Il y a quelques années, Albert Dupontel avait décrit Tim Burton comme "un poète égaré à Hollywood". Celui-ci semble aujourd'hui plus égaré que jamais, et de moins en moins poète. Son âge d'or (Beetlejuice, Edward aux mains d'argent, Batman le défi et Ed Wood) est loin derrière lui. "Tout comme Joe Dante (Gremlins), il n'a pas su passer le cap des années 2000", regrette la vidéaste Meeea. Si ses films rapportent toujours de l'argent, il ne suscitent plus l'unanimité. Pire, à peine sortis, ils sont déjà oubliés.
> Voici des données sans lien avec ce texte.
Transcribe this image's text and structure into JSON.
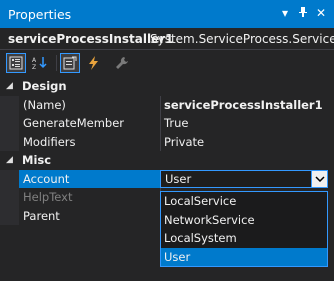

Le retour de Tim Burton ce mercredi sur Netflix avec Mercredi, une série dont il n'est pas le créateur, et dont il a réalisé seulement quatre épisodes, se fait par la petite porte, avec une pointe d'amertume pour ses fans. Burton avait déjà refusé il y a trente ans de transposer La Famille Addams au cinéma, "par peur de faire ce qui était évident", rappelle le journaliste Julien Dupuy, co-auteur d'un dossier sur Batman, le défi dans la revue Rockyrama. "C'est assez ironique et triste qu'il le fasse aujourd'hui."

Avec ses allures d'ersatz des ​​Nouvelles Aventures de Sabrina, Mercredi n'offre aucune forme de rédemption à Tim Burton. La série vient au contraire rappeler, souvent douloureusement, qu'il est resté coincé au début des années 2000, entre la bande originale de Danny Elfman qui répète celle de ses précédents films et le générique de la série qui rappelle celui du Spider-Man (2002) de Sam Raimi.
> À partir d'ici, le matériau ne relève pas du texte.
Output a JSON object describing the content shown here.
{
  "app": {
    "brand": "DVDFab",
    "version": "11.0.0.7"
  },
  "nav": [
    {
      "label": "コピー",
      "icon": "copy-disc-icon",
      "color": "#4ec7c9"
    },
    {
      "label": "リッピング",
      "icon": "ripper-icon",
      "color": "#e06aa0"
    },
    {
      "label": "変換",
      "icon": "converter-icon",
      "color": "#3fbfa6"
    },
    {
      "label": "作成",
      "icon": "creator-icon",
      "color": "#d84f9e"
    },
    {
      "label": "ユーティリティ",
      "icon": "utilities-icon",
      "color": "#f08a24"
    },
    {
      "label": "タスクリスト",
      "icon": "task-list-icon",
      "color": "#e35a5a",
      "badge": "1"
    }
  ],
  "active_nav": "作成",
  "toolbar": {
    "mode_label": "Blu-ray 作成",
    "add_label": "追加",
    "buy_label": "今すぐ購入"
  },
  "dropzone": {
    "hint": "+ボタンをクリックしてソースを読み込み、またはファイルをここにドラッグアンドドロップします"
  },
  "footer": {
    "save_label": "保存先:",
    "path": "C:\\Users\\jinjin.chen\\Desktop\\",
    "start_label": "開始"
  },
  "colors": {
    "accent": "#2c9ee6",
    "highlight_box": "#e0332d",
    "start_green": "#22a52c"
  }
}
"Burton n'a jamais été un grand metteur en scène"

Bien que Tim Burton ait renoncé à toute ambition artistique dans Mercredi, la vidéaste Vesper n'y voit pas le signe de son déclin: "C'est assez courant pour beaucoup de réalisateurs dont le nom a été rattaché à des séries de ne réaliser eux-mêmes que quelques épisodes par exemple, comme David Fincher avec Mindhunter, ou Baz Luhrmann avec The Get Down pour ne citer qu'eux."

"Le signe que sa carrière est à bout de souffle est tout simplement la qualité de ses derniers longs métrages à partir de Sweeney Todd (2007) même si chacun place le curseur un peu différemment", poursuit la spécialiste. Pour beaucoup, le déclin de Tim Burton a débuté au milieu des années 1990, après la sortie de Mars Attacks! (1996).
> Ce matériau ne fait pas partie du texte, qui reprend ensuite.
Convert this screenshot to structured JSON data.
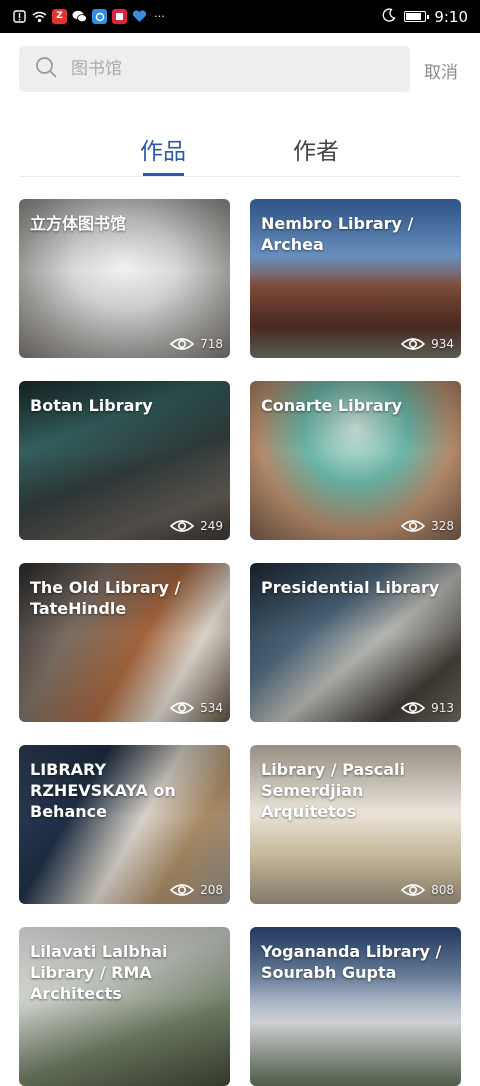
{
  "status_bar": {
    "time": "9:10",
    "icons": [
      "alert-icon",
      "wifi-icon",
      "app-z-icon",
      "wechat-icon",
      "browser-icon",
      "app-red-icon",
      "heart-icon",
      "more-dots-icon"
    ],
    "notification_dots": "···",
    "app_z_label": "Z"
  },
  "search": {
    "placeholder": "图书馆",
    "cancel_label": "取消"
  },
  "tabs": [
    {
      "label": "作品",
      "active": true
    },
    {
      "label": "作者",
      "active": false
    }
  ],
  "cards": [
    {
      "title": "立方体图书馆",
      "views": "718"
    },
    {
      "title": "Nembro Library / Archea",
      "views": "934"
    },
    {
      "title": "Botan Library",
      "views": "249"
    },
    {
      "title": "Conarte Library",
      "views": "328"
    },
    {
      "title": "The Old Library / TateHindle",
      "views": "534"
    },
    {
      "title": "Presidential Library",
      "views": "913"
    },
    {
      "title": "LIBRARY RZHEVSKAYA on Behance",
      "views": "208"
    },
    {
      "title": "Library / Pascali Semerdjian Arquitetos",
      "views": "808"
    },
    {
      "title": "Lilavati Lalbhai Library / RMA Architects",
      "views": ""
    },
    {
      "title": "Yogananda Library / Sourabh Gupta",
      "views": ""
    }
  ],
  "colors": {
    "accent": "#2e58a6",
    "search_bg": "#eeeeee",
    "cancel_text": "#8a8a8a"
  }
}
"C'est un film que j'aime beaucoup, mais il n'a pas grand-chose à dire. Ce n'est déjà plus habité", déplore Julien Dupuy. "Depuis Mars Attacks!, il tente juste de surnager en continuant les projets qui ne comptent pas vraiment", ajoute Meeea, qui voit en Sleepy Hollow (1999) "son chant du cygne" et en Big Fish (2003) "son dernier film personnel".

Peut-être que Tim Burton, malgré ses qualités indéniables de metteur en scène, n'est pas aussi génial que ses fans l'ont cru. "Burton n'a jamais été un grand metteur en scène", reconnaît Julien Dupuy. "Si un cinéaste est quelqu’un qui manie admirablement la linguistique cinématographique, ça n’a jamais été mortel de ce point de vue-là. Il n'a jamais été très bon en découpage de scènes d'action."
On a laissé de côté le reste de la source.